Critics complain that fuel economy figures from laboratory tests that are listed by automakers on new cars sold in Europe are inaccurate because the vehicles use much more fuel during real-world driving.
Last month PSA released data for three of its cars -- the Peugeot 308 hatchback, Citroen Grand Picasso minivan and DS3 subcompact hatchback. The results showed that the cars’ fuel economy results were 30 percent to 40 percent worse than official figures achieved in the laboratory based on the EU-mandated New European Driving Test Cycle (NEDC).
PSA worked with the European environmental lobby group Transport & Environment (T&E) to devise a protocol to more accurately record how much fuel the cars use.
Under the PSA and T&E test, the Peugeot 308 used 5 liters per 100 kilometers (56 UK mpg, 47 U.S. mpg) compared with an NEDC cycle figure of 3.2 l/100km. All the cars were powered by PSA’s 118-hp, 1.6-liter diesel engine with a manual transmission.

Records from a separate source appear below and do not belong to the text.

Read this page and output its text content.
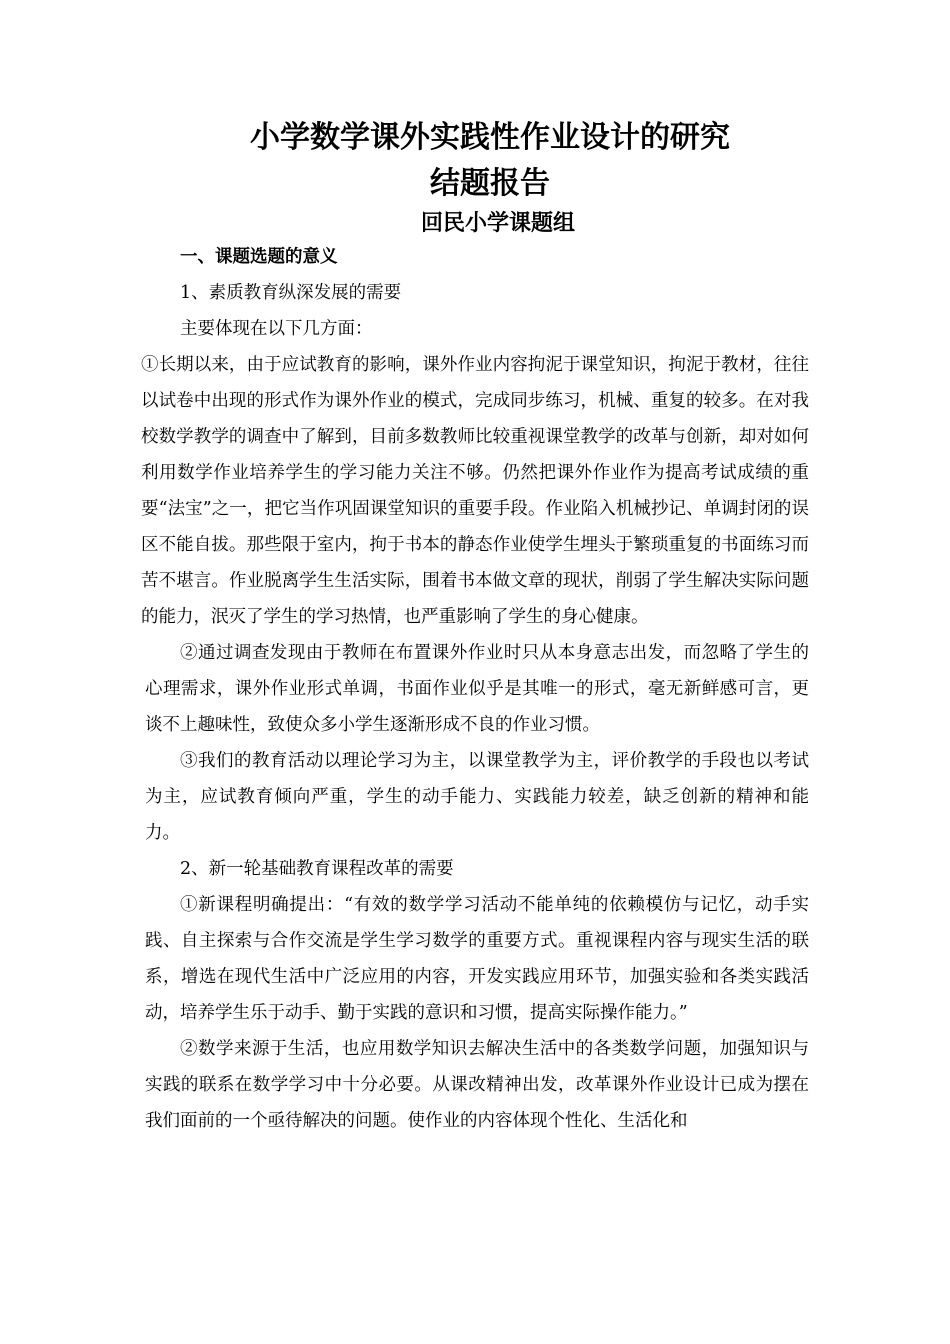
小学数学课外实践性作业设计的研究
结题报告
回民小学课题组

一、课题选题的意义

1、素质教育纵深发展的需要

主要体现在以下几方面：

①长期以来，由于应试教育的影响，课外作业内容拘泥于课堂知识，拘泥于教材，往往以试卷中出现的形式作为课外作业的模式，完成同步练习，机械、重复的较多。在对我校数学教学的调查中了解到，目前多数教师比较重视课堂教学的改革与创新，却对如何利用数学作业培养学生的学习能力关注不够。仍然把课外作业作为提高考试成绩的重要“法宝”之一，把它当作巩固课堂知识的重要手段。作业陷入机械抄记、单调封闭的误区不能自拔。那些限于室内，拘于书本的静态作业使学生埋头于繁琐重复的书面练习而苦不堪言。作业脱离学生生活实际，围着书本做文章的现状，削弱了学生解决实际问题的能力，泯灭了学生的学习热情，也严重影响了学生的身心健康。

②通过调查发现由于教师在布置课外作业时只从本身意志出发，而忽略了学生的心理需求，课外作业形式单调，书面作业似乎是其唯一的形式，毫无新鲜感可言，更谈不上趣味性，致使众多小学生逐渐形成不良的作业习惯。

③我们的教育活动以理论学习为主，以课堂教学为主，评价教学的手段也以考试为主，应试教育倾向严重，学生的动手能力、实践能力较差，缺乏创新的精神和能力。

2、新一轮基础教育课程改革的需要

①新课程明确提出：“有效的数学学习活动不能单纯的依赖模仿与记忆，动手实践、自主探索与合作交流是学生学习数学的重要方式。重视课程内容与现实生活的联系，增选在现代生活中广泛应用的内容，开发实践应用环节，加强实验和各类实践活动，培养学生乐于动手、勤于实践的意识和习惯，提高实际操作能力。”

②数学来源于生活，也应用数学知识去解决生活中的各类数学问题，加强知识与实践的联系在数学学习中十分必要。从课改精神出发，改革课外作业设计已成为摆在我们面前的一个亟待解决的问题。使作业的内容体现个性化、生活化和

PSA r&d chief Gilles Le Borgne said the difference between the real-world and lab test figures could be explained “one-third by driving style, one-third by the weight of the car and one-third by use of the equipment.”

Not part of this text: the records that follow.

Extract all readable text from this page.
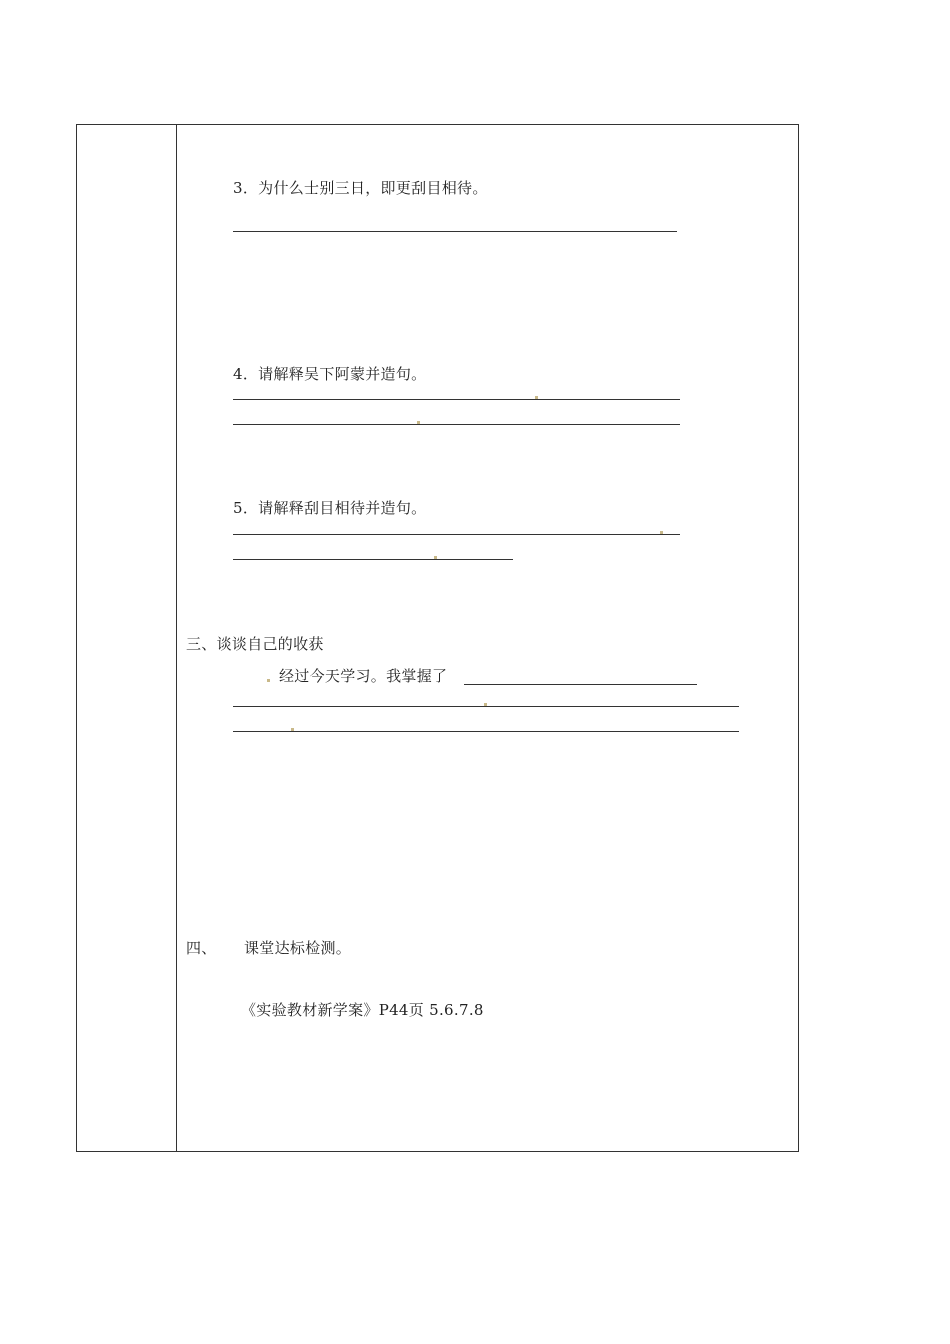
3．为什么士别三日，即更刮目相待。
4．请解释吴下阿蒙并造句。
5．请解释刮目相待并造句。
三、谈谈自己的收获
经过今天学习。我掌握了
四、 课堂达标检测。
《实验教材新学案》P44页 5.6.7.8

He said cars presented for NEDC tests are much lighter than those bought in showrooms because they lack popular options. NEDC tests also don’t switch on equipment such as heaters or radios.
PSA’s real-world tests were done on public roads near Paris on different types of roads, with passenger and luggage loads, road gradients, and use of air-conditioning systems. The cars had a portable emissions measurement system (PEMS) installed on the rear of the vehicle.

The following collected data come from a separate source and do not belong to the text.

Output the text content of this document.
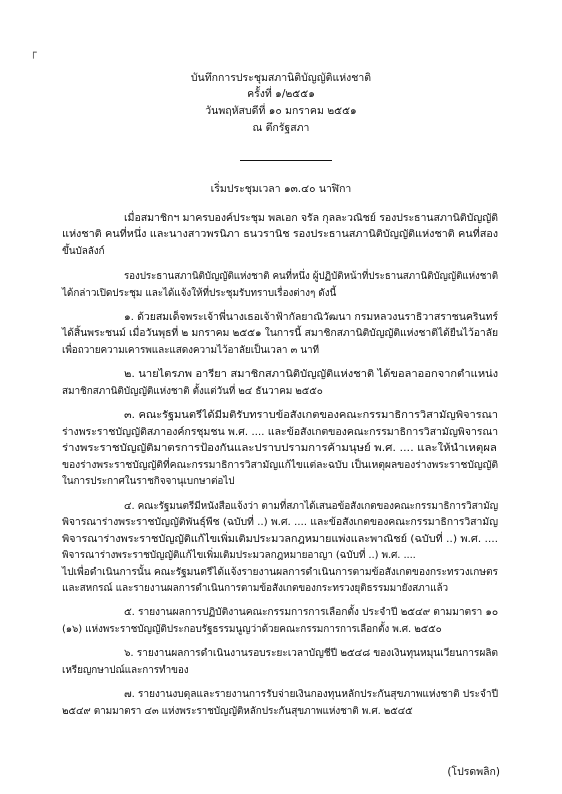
┌
บันทึกการประชุมสภานิติบัญญัติแห่งชาติ
ครั้งที่ ๑/๒๕๕๑
วันพฤหัสบดีที่ ๑๐ มกราคม ๒๕๕๑
ณ ตึกรัฐสภา
เริ่มประชุมเวลา ๑๓.๔๐ นาฬิกา
เมื่อสมาชิกฯ มาครบองค์ประชุม พลเอก จรัล กุลละวณิชย์ รองประธานสภานิติบัญญัติ
แห่งชาติ คนที่หนึ่ง และนางสาวพรนิภา ธนวรานิช รองประธานสภานิติบัญญัติแห่งชาติ คนที่สอง
ขึ้นบัลลังก์
รองประธานสภานิติบัญญัติแห่งชาติ คนที่หนึ่ง ผู้ปฏิบัติหน้าที่ประธานสภานิติบัญญัติแห่งชาติ
ได้กล่าวเปิดประชุม และได้แจ้งให้ที่ประชุมรับทราบเรื่องต่างๆ ดังนี้
๑. ด้วยสมเด็จพระเจ้าพี่นางเธอเจ้าฟ้ากัลยาณิวัฒนา กรมหลวงนราธิวาสราชนครินทร์
ได้สิ้นพระชนม์ เมื่อวันพุธที่ ๒ มกราคม ๒๕๕๑ ในการนี้ สมาชิกสภานิติบัญญัติแห่งชาติได้ยืนไว้อาลัย
เพื่อถวายความเคารพและแสดงความไว้อาลัยเป็นเวลา ๓ นาที
๒. นายไตรภพ อารียา สมาชิกสภานิติบัญญัติแห่งชาติ ได้ขอลาออกจากตำแหน่ง
สมาชิกสภานิติบัญญัติแห่งชาติ ตั้งแต่วันที่ ๒๔ ธันวาคม ๒๕๕๐
๓. คณะรัฐมนตรีได้มีมติรับทราบข้อสังเกตของคณะกรรมาธิการวิสามัญพิจารณา
ร่างพระราชบัญญัติสภาองค์กรชุมชน พ.ศ. .... และข้อสังเกตของคณะกรรมาธิการวิสามัญพิจารณา
ร่างพระราชบัญญัติมาตรการป้องกันและปราบปรามการค้ามนุษย์ พ.ศ. .... และให้นำเหตุผล
ของร่างพระราชบัญญัติที่คณะกรรมาธิการวิสามัญแก้ไขแต่ละฉบับ เป็นเหตุผลของร่างพระราชบัญญัติ
ในการประกาศในราชกิจจานุเบกษาต่อไป
๔. คณะรัฐมนตรีมีหนังสือแจ้งว่า ตามที่สภาได้เสนอข้อสังเกตของคณะกรรมาธิการวิสามัญ
พิจารณาร่างพระราชบัญญัติพันธุ์พืช (ฉบับที่ ..) พ.ศ. .... และข้อสังเกตของคณะกรรมาธิการวิสามัญ
พิจารณาร่างพระราชบัญญัติแก้ไขเพิ่มเติมประมวลกฎหมายแพ่งและพาณิชย์ (ฉบับที่ ..) พ.ศ. ....
พิจารณาร่างพระราชบัญญัติแก้ไขเพิ่มเติมประมวลกฎหมายอาญา (ฉบับที่ ..) พ.ศ. ....
ไปเพื่อดำเนินการนั้น คณะรัฐมนตรีได้แจ้งรายงานผลการดำเนินการตามข้อสังเกตของกระทรวงเกษตร
และสหกรณ์ และรายงานผลการดำเนินการตามข้อสังเกตของกระทรวงยุติธรรมมายังสภาแล้ว
๕. รายงานผลการปฏิบัติงานคณะกรรมการการเลือกตั้ง ประจำปี ๒๕๔๙ ตามมาตรา ๑๐
(๑๖) แห่งพระราชบัญญัติประกอบรัฐธรรมนูญว่าด้วยคณะกรรมการการเลือกตั้ง พ.ศ. ๒๕๕๐
๖. รายงานผลการดำเนินงานรอบระยะเวลาบัญชีปี ๒๕๔๘ ของเงินทุนหมุนเวียนการผลิต
เหรียญกษาปณ์และการทำของ
๗. รายงานงบดุลและรายงานการรับจ่ายเงินกองทุนหลักประกันสุขภาพแห่งชาติ ประจำปี
๒๕๔๙ ตามมาตรา ๔๓ แห่งพระราชบัญญัติหลักประกันสุขภาพแห่งชาติ พ.ศ. ๒๕๔๕
(โปรดพลิก)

PSA CEO Carlos Tavares said his company is publishing real-world fuel consumption figures to offset the damage done to the car industry’s reputation by VW Group’s emissions test cheating.
“Like other OEMs, we were hurt in terms of credibility by the scandal that happened with our German competitor,” Tavares told journalists at the Geneva auto show last month. “We decided it was good to restore credibility with these measurements.”
VW engineers installed a “defeat” device in up to 11 million cars sold by VW Group brands worldwide to turn on engine pollution control systems during lab tests then switch them off on the road. VW’s emissions rigging was designed to cheat tests for harmful NOx emissions.
PSA and Opel are anticipating EU regulators’ plans to introduce the Worldwide harmonized Light vehicles Test Procedures (WLTP) to replace NEDC tests in 2017. The WLTP tests reflect more accurately how people drive.
Opel will publish WLTP CO2 emissions figures alongside NEDC figures, starting with the Astra. Figures determined under the WLTP test cycle will be published for further models later this year, Opel said in a statement.
PSA says it will release further real-world fuel consumption information this year and tailpipe pollutant figures such as NOx next year.